Die Migrationen vom Westen zum Osten in die Länder jenseits des Eisernen Vorhangs während des Kalten Krieges wurden schon immer als ungewöhnlich angesehen. Was konnte Menschen aus den ökonomisch stärkeren und politisch freiheitlicheren kapitalistischen Staaten dazu veranlassen, in den "real existierenden Sozialismus" zu gehen? Systematische Untersuchungen über die Gründe dieser ungewöhnlichen Wanderungsbewegung gab es allerdings kaum. Während sich die historische Forschung intensiv sowohl mit der amtlich unter bestimmten Bedingungen genehmigten "Ausreise" bzw. "Übersiedlung" als auch mit der Fluchtbewegung aus der DDR ("Republikflucht") in den Westen beschäftigt hat, war über die Motive derjenigen, die den entgegengesetzten Weg gingen, so gut wie nichts bekannt.

Die Menschen, die von West nach Ost gingen, waren allerdings vor allem in den ersten beiden Jahrzehnten des Kalten Krieges ein Objekt der Propaganda auf beiden Seiten. In bestimmten Jahren - so etwa vor dem Mauerbau - wurden regelrechte Propagandaschlachten um die Flüchtlinge geschlagen.

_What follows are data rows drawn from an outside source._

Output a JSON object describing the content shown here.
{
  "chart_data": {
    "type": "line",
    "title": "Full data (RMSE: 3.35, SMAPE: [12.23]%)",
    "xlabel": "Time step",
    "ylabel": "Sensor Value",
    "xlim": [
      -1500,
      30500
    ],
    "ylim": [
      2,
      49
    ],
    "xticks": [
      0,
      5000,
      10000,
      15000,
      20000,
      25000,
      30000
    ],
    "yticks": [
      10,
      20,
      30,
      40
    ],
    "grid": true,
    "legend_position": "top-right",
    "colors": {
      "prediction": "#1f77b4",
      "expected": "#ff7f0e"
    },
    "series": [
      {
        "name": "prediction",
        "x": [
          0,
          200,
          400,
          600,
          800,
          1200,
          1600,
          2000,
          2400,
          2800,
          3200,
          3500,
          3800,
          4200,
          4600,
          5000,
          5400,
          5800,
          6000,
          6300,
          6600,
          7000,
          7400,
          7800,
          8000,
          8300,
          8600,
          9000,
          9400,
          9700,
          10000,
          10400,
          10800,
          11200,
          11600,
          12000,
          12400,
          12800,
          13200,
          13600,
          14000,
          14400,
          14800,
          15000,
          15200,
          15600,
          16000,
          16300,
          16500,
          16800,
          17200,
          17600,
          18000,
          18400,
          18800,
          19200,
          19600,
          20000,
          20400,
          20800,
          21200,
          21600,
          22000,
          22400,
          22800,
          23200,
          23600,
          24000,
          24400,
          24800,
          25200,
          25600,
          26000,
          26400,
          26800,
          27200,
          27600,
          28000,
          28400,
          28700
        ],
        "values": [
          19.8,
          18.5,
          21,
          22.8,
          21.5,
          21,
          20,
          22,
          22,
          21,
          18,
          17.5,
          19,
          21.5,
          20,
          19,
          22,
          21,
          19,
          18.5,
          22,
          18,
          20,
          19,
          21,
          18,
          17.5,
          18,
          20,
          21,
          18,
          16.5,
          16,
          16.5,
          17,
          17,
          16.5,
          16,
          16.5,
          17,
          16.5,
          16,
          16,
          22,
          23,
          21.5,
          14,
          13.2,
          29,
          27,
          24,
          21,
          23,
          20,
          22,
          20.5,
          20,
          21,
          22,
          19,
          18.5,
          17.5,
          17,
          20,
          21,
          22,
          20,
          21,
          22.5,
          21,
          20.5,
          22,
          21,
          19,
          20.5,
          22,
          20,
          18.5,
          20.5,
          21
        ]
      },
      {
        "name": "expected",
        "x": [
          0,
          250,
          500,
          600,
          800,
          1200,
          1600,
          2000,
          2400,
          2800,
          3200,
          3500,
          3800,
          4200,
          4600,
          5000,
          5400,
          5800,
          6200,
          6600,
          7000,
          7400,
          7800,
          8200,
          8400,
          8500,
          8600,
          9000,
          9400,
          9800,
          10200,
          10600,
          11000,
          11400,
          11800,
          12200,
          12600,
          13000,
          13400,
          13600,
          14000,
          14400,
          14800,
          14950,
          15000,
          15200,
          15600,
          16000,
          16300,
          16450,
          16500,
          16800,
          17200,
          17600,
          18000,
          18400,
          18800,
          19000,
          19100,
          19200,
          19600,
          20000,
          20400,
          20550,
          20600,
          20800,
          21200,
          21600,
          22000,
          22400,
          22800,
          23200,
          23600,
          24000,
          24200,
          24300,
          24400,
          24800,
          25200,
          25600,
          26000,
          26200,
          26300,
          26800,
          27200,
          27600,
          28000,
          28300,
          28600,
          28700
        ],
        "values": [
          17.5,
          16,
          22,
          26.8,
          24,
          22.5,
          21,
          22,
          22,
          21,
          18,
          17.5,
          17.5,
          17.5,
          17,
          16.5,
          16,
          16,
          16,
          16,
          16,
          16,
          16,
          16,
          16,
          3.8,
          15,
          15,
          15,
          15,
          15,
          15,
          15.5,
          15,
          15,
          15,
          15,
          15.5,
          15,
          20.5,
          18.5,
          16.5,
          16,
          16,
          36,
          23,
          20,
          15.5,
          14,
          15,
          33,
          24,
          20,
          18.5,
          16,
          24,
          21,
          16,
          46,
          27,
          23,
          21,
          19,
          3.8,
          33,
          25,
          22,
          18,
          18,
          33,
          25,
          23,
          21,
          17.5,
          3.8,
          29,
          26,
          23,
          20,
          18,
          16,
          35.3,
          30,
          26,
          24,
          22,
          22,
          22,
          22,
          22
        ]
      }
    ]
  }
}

Die Zählungen, die der Osten und der Westen während des Kalten Krieges vornahmen, divergierten. Insgesamt waren es, wie bereits das DDR-Handbuch des Innerdeutschen Ministeriums in den achtziger Jahren zeigte, "brutto" mehr als eine halbe Million Menschen, die während der deutschen Doppelstaatlichkeit aus der Bundesrepublik in die DDR übersiedelten. Vergleicht man diese Wanderungen mit der entgegengesetzten Bewegung, in der schon bis 1961 rund zweieinhalb Millionen Menschen der DDR den Rücken kehrten, so konnte man zwar immer erkennen, wohin die überwiegende Mehrzahl der Deutschen wollte und wo deren persönliche Prioritäten lagen. Dennoch sind auf den ersten Blick knapp 500.000 Menschen eine überraschend große Zahl.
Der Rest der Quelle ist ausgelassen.